Influenza caused by IAV is a severe respiratory disease capable of causing epidemics and public health security as well as economic loss. IAV is an enveloped RNA virus that contains negative-stranded RNA genome. IAV entry into host cells via receptor-mediated endocytosis. Endocytosed viruses are then trafficked into endosomes, where the low pH environment triggers the fusion of the viral and endosomal membranes, leading to viral genomes release1,2,3,4. In addition, during the viral life cycle, various of host factors are required by the virus to complete these processes5. Because IAV infection causes substantial morbidity and mortality, threatening public health as well as significant economic losses 6,7, it is very important to find efficient strategies to control virus infection and novel viral strain production.
The 2009 influenza pandemic gave us some warnings that novel antiviral strategy needs to be created to improve viral clearance and the prevalence of pneumonia, reduce secondary bacterial infections. Current vaccines and antivirals directed targeting influenza virus proteins have been developed and available to prevent annual epidemics8,9. However, IAV with genomic instability can rapidly develop resistance to these vaccines or antiviral drugs such as adamantanes, leading to inefficient protection against virus infection10. Combing with the limited number of viral drug directly targeting viral proteins and viral similar entry routes for replication, the development of new influenza therapies targeting cellular factors required for viral replication will be of great attractive9,11,12. Multiple studies have been reported toward identifying host factors instead of virus proteins as drug targets by genome-wide screening approaches, including overexpression, arrayed or pooled RNAi screen, proteomic and CRISPR/Cas9 knockout or activated screen 13,14,15,16,17.
TNK2 (activated Cdc42-associated kinase 1 or ACK1) is a multi-domain structural non-receptor tyrosine kinase, consisting of the Sterile alpha motif (SAM) domain, tyrosine kinase catalytic domain, a SH3 domain, GTPase binding domain (also known as Cdc42-binding domain), Clathrin interacting region, EGFR binding domain and an ubiquitin-association domain, leading to its functional complexity18,19,20,21,22. With its multi-structures, TNK2 is activated by multiple cellular signals and exploit various biological function though switching to different modes of kinase activation, resulting in adapt rapidly to cellular requirements23. In addition, TNK2 acts as an intermediary kinase that bridges the receptor tyrosine kinases (RTKs) and effecter proteins to control host cellular signalling transduces24. Recently, Sylwia Jones reported that TNK2 interacts and colocalises with autophagic receptors p62/SQSTM1, leading to activated EGFR into autophagic degradative pathway, whereas silencing of TNK2 resulted in an increased location of EGFR in lysosome25. Previous studies showed that inhibition of tyrosine kinase activity or Receptor tyrosine kinase inhibitors leads to reduced virus uptake and progeny virus titers26,27, indicating that TNK2 may involve in virus replication by regulating the trafficking of receptor tyrosine kinase. Although there are no direct evidence illustrating the role of TNK2 in virus infection, a forward genetic screen showed that the Caenorhabditis elegans ortholog of TNK2, sid-3 has been identify as host factors critical for Orsay virus infection28. Moreover, multiple genome-wide RNAi screens also revealed that TNK2 can act as a potential candidate involved in virus infection, including influenza A virus (IAV), hepatitis C virus (HCV), and vesicular stomatitis virus (VSV)13,29,30,31,32,33. Collectively, these data indicate that TNK2 may participate in IAV infection, although the function of TNK2 remains unanswered.

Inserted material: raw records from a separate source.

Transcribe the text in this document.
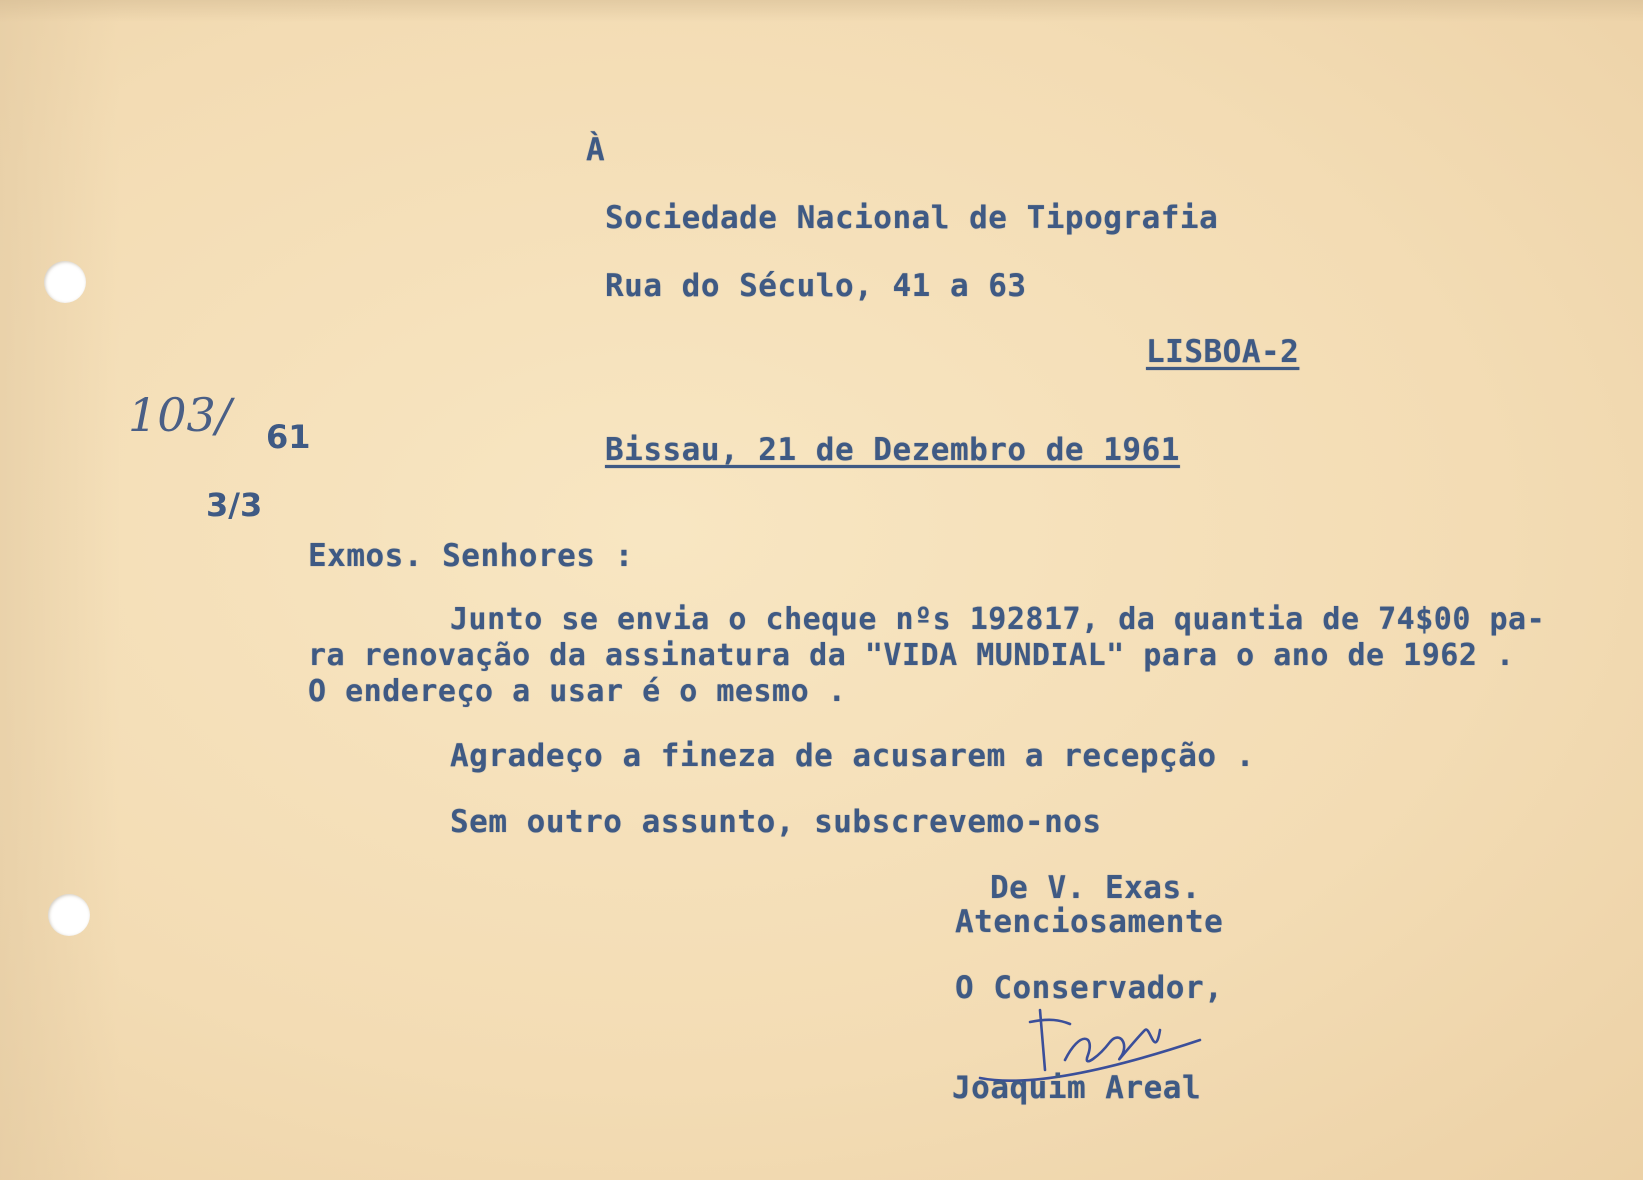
À
Sociedade Nacional de Tipografia
Rua do Século, 41 a 63
LISBOA-2
103/ 61
3/3
Bissau, 21 de Dezembro de 1961
Exmos. Senhores :
Junto se envia o cheque nºs 192817, da quantia de 74$00 pa-
ra renovação da assinatura da "VIDA MUNDIAL" para o ano de 1962 .
O endereço a usar é o mesmo .
Agradeço a fineza de acusarem a recepção .
Sem outro assunto, subscrevemo-nos
De V. Exas.
Atenciosamente
O Conservador,
Joaquim Areal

In this study, we analysed the role of TNK2 for IAV infection. We found that CRISPR/Cas9-meidiated mutant of TNK2 reduced the viral replication and destroyed IAV infection-induced accumulation of autophagosomes. Further studies demonstrated that the mechanism by which TNK2 mutation enhanced the fusion of autophagosome with lysosomes was by mediating influenza matrix protein 2 (M2) trafficking into the classical lysosomal pathway.